The sample is then uploaded into a specialized AI tool designed for voice cloning, which is "trained" on the person's voice to simulate it accurately. The technology also allows threat actors to steer live conversations via text inputs or even speak directly into the tool, prompting it to generate audio in the cloned voice, complete with possible inflections or pauses to enhance realism. A process that would have seemed like science fiction just a few years ago can now be completed in minutes, underscoring how the barriers to entry for this kind of sophisticated crime are quickly disappearing. In the hands of experienced threat actors, the risks are even greater.

Despite the fact that AI tools such as ChatGPT and others have built-in guardrails to limit misuse, there are already examples of these being bypassed. Flooding AI tools with examples of wrongdoing, for example, can ‘convince’ the AI to provide potentially damaging outputs. Some AI organizations have taken a proactive approach to understanding the risks linked to flooding tools. According to Anthropic, the developer of Claude, this kind of ‘many shot jailbreaking’ has a wide range of malicious use cases, from deception and disinformation to discrimination. As their recent study concludes, “The ever-lengthening context window of LLMs is a double-edged sword. It makes the models far more useful in all sorts of ways, but it also makes feasible a new class of jailbreaking vulnerabilities.”

Mitigating the risks

So, where does that leave organizations and their teams who want to limit their exposure to these risks? Clearly, there is an urgent need for constant testing and robust security measures, which include a major role in user training and awareness initiatives.

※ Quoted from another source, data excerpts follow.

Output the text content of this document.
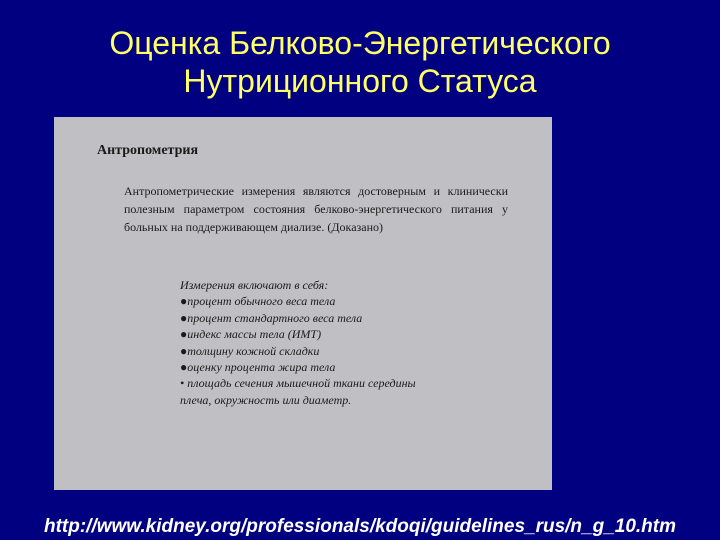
Оценка Белково-Энергетического
Нутриционного Статуса
Антропометрия
Антропометрические измерения являются достоверным и клинически полезным параметром состояния белково-энергетического питания у больных на поддерживающем диализе. (Доказано)
Измерения включают в себя:
●процент обычного веса тела
●процент стандартного веса тела
●индекс массы тела (ИМТ)
●толщину кожной складки
●оценку процента жира тела
• площадь сечения мышечной ткани середины
плеча, окружность или диаметр.
http://www.kidney.org/professionals/kdoqi/guidelines_rus/n_g_10.htm
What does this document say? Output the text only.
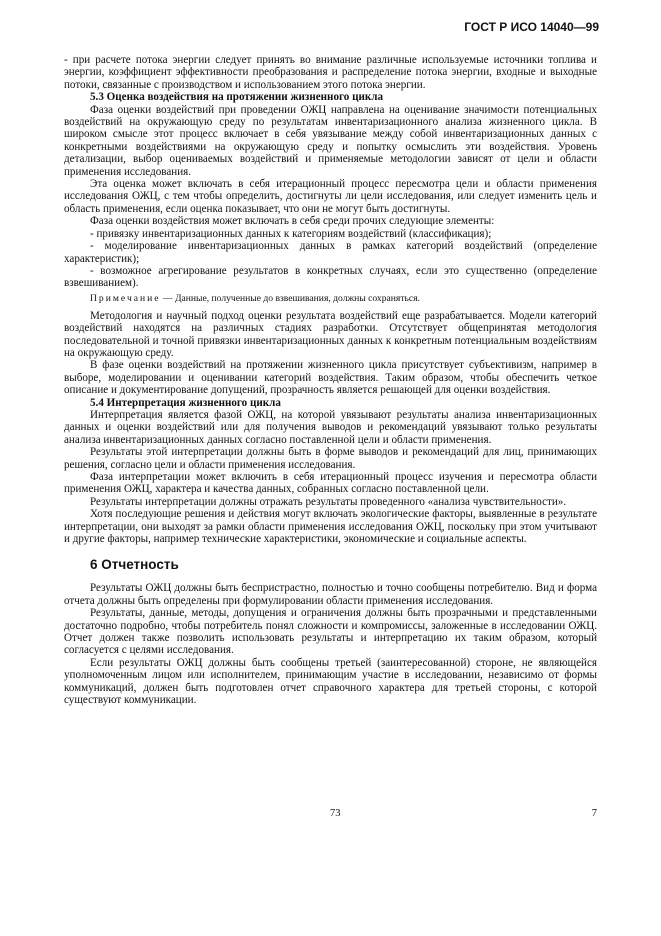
ГОСТ Р ИСО 14040—99

- при расчете потока энергии следует принять во внимание различные используемые источники топлива и энергии, коэффициент эффективности преобразования и распределение потока энергии, входные и выходные потоки, связанные с производством и использованием этого потока энергии.

5.3 Оценка воздействия на протяжении жизненного цикла

Фаза оценки воздействий при проведении ОЖЦ направлена на оценивание значимости потенциальных воздействий на окружающую среду по результатам инвентаризационного анализа жизненного цикла. В широком смысле этот процесс включает в себя увязывание между собой инвентаризационных данных с конкретными воздействиями на окружающую среду и попытку осмыслить эти воздействия. Уровень детализации, выбор оцениваемых воздействий и применяемые методологии зависят от цели и области применения исследования.

Эта оценка может включать в себя итерационный процесс пересмотра цели и области применения исследования ОЖЦ, с тем чтобы определить, достигнуты ли цели исследования, или следует изменить цель и область применения, если оценка показывает, что они не могут быть достигнуты.

Фаза оценки воздействия может включать в себя среди прочих следующие элементы:

- привязку инвентаризационных данных к категориям воздействий (классификация);

- моделирование инвентаризационных данных в рамках категорий воздействий (определение характеристик);

- возможное агрегирование результатов в конкретных случаях, если это существенно (определение взвешиванием).

Примечание — Данные, полученные до взвешивания, должны сохраняться.

Методология и научный подход оценки результата воздействий еще разрабатывается. Модели категорий воздействий находятся на различных стадиях разработки. Отсутствует общепринятая методология последовательной и точной привязки инвентаризационных данных к конкретным потенциальным воздействиям на окружающую среду.

В фазе оценки воздействий на протяжении жизненного цикла присутствует субъективизм, например в выборе, моделировании и оценивании категорий воздействия. Таким образом, чтобы обеспечить четкое описание и документирование допущений, прозрачность является решающей для оценки воздействия.

5.4 Интерпретация жизненного цикла

Интерпретация является фазой ОЖЦ, на которой увязывают результаты анализа инвентаризационных данных и оценки воздействий или для получения выводов и рекомендаций увязывают только результаты анализа инвентаризационных данных согласно поставленной цели и области применения.

Результаты этой интерпретации должны быть в форме выводов и рекомендаций для лиц, принимающих решения, согласно цели и области применения исследования.

Фаза интерпретации может включить в себя итерационный процесс изучения и пересмотра области применения ОЖЦ, характера и качества данных, собранных согласно поставленной цели.

Результаты интерпретации должны отражать результаты проведенного «анализа чувствительности».

Хотя последующие решения и действия могут включать экологические факторы, выявленные в результате интерпретации, они выходят за рамки области применения исследования ОЖЦ, поскольку при этом учитывают и другие факторы, например технические характеристики, экономические и социальные аспекты.

6 Отчетность

Результаты ОЖЦ должны быть беспристрастно, полностью и точно сообщены потребителю. Вид и форма отчета должны быть определены при формулировании области применения исследования.

Результаты, данные, методы, допущения и ограничения должны быть прозрачными и представленными достаточно подробно, чтобы потребитель понял сложности и компромиссы, заложенные в исследовании ОЖЦ. Отчет должен также позволить использовать результаты и интерпретацию их таким образом, который согласуется с целями исследования.

Если результаты ОЖЦ должны быть сообщены третьей (заинтересованной) стороне, не являющейся уполномоченным лицом или исполнителем, принимающим участие в исследовании, независимо от формы коммуникаций, должен быть подготовлен отчет справочного характера для третьей стороны, с которой существуют коммуникации.

73	7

On a practical level, preventative techniques to protect against falling victim to a  voice cloning scams should focus on:

  • Identifying anomalies. Employees should look for unusual speech patterns and odd or unexpected phraseology, which could indicate that an AI scam is being attempted. However, we shouldn’t over-rely on this as the technology is rapidly advancing to a point where these unusual speech patterns (or artifacts) will not be perceptible. 
  • The content of calls. If a call is received from an unexpected source, requests confidential information or that the recipient should carry out financial transactions, there should be a process available to employees to verify its veracity.
  • Confirming the caller's identity. Organizations should implement robust processes, such as a safe word, so employees can legitimize the call. Establishing a word or phrase as a form of verification is a simple but effective measure to counteract this scam.

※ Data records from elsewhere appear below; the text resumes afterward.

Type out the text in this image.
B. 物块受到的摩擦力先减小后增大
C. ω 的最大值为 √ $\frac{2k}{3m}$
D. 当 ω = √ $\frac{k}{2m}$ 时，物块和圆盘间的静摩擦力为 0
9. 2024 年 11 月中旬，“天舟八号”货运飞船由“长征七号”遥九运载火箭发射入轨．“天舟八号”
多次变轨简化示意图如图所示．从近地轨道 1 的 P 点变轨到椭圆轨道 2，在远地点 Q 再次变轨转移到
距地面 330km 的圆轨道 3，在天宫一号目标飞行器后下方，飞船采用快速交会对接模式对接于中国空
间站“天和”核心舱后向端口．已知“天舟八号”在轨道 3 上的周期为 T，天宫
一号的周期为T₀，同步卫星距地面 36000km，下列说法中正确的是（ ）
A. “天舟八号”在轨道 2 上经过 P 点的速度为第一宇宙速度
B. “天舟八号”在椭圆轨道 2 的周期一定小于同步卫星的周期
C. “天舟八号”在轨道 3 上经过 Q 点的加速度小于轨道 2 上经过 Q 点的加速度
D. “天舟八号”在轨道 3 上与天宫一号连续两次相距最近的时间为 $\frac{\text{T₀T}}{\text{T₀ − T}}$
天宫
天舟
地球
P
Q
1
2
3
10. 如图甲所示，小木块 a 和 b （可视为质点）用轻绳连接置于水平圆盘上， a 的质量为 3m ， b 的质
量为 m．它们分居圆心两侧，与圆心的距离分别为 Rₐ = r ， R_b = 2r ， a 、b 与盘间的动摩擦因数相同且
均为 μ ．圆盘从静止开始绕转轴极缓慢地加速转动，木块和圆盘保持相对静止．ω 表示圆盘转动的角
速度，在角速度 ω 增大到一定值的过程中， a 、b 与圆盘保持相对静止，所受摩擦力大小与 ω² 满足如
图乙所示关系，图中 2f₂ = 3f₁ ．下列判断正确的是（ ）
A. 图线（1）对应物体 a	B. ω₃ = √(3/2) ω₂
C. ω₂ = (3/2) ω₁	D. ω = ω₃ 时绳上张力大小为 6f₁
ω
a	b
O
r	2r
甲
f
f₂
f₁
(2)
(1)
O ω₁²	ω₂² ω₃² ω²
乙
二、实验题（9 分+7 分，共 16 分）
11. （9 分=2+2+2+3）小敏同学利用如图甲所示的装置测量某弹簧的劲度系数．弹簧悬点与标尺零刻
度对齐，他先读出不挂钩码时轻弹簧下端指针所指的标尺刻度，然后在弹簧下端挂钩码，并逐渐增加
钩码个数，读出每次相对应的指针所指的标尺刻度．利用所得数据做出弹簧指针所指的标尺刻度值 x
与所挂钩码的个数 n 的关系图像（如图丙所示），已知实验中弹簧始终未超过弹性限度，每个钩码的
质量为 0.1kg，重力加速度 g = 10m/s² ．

As for securing the guardrails of the models themselves, an increasingly popular service ethical hackers can support with is AI Red Teaming. Not only does AI Red Teaming provide powerful testing mechanisms, but it also empowers organizations to build trust in its AI deployments.  Additional research has shown leading organizations are recognizing AI red teaming as a method to reduce AI security risk. This solution tackles both AI safety and security to ensure any AI in development, at any stage, is being built with safety and security front of mind, limiting the likelihood of a cybercriminal being able to use it maliciously in future.

At a time when cyber threats are evolving at an alarming rate and threat actors are building a huge criminal industry based on extortion and theft, organizations must continually evolve their approach to security to keep pace with the speed of change. Without the human touch, network infrastructure and data assets will remain extremely vulnerable, even with a comprehensive suite of automation technologies in place.